Starfish, by Akemi Dawn Bowman

Kiko struggles with low self-esteem.  She dreams of attending art school in New York City.  When she is rejected by the school, she fears she'll remain stuck in her Nebraskan town, under the thumb of her narcissistic and emotionally abusive mother.  That fate starts to change when she reconnects with an old flame and decides to explore schools in California.  Free from her toxic environment at home, she spreads her wings and discovers her own potential and a sense of self-worth.

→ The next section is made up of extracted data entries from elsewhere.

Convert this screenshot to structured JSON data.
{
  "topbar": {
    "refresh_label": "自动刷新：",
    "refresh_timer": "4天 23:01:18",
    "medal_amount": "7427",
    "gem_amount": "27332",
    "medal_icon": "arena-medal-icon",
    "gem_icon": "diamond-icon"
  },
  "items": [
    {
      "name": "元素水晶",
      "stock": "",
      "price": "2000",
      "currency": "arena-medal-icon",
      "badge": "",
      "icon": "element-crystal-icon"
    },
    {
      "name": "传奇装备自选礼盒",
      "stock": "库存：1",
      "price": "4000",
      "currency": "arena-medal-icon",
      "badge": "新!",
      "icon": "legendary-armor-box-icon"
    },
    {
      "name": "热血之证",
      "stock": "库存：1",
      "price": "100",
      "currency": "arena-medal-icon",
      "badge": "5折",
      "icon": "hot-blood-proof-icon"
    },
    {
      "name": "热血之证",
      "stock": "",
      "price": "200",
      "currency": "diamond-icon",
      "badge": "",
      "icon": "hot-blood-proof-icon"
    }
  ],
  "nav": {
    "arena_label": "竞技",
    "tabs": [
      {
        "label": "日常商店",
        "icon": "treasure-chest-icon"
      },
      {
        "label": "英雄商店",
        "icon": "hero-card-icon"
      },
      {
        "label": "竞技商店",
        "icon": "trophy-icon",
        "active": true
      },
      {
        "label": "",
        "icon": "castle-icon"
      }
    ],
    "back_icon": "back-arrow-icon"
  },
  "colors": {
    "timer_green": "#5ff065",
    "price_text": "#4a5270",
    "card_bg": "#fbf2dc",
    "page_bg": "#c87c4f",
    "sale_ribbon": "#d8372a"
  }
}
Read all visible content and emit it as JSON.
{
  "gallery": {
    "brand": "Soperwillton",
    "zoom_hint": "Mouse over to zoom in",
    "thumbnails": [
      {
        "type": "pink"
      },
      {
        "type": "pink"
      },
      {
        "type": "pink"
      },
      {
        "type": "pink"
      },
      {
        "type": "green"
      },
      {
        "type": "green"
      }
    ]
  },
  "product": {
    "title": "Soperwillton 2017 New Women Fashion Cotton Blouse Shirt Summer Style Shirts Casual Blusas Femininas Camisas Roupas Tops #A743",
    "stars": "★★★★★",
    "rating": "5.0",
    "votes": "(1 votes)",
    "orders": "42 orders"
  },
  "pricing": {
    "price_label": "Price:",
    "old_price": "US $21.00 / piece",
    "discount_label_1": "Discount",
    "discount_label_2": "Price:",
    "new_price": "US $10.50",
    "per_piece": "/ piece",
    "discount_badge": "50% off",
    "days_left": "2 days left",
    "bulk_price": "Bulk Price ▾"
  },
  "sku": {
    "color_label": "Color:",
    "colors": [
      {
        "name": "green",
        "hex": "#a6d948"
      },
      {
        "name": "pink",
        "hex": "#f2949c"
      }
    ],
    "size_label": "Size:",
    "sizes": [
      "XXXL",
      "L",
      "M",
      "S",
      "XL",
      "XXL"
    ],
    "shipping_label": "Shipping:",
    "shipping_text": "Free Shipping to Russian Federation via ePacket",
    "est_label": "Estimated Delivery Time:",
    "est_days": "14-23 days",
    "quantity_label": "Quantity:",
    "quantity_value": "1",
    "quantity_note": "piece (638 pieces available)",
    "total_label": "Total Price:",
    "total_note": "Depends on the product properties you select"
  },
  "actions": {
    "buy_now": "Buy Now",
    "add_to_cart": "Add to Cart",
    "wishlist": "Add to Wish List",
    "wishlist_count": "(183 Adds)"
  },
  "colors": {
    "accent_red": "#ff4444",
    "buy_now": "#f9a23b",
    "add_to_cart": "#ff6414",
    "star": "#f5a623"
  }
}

The novel is burdened by a number of YA cliches and a heroine who partially struggles from self-inflicted woes (I grow tired of characters who know that they are the cause of all the world's woes, since every reader can guess that the character will be proved wrong and their problems will then magically disappear!).  But there is a lot more to love in this debut novel than hate.  The toxic relationship between Kiko and her mother is as authentic as it is heartbreaking.  As depicted, it captures so insightfully the dependency of mother and daughter and how the child is so unable to break free.  I wondered at times where Kiko found her strength to break the cycle, but I was inspired by it.  I also loved the subjects of each of her drawings (a literary device used to close almost every chapter).

Now, if someone could please explain why the cover features a jellyfish?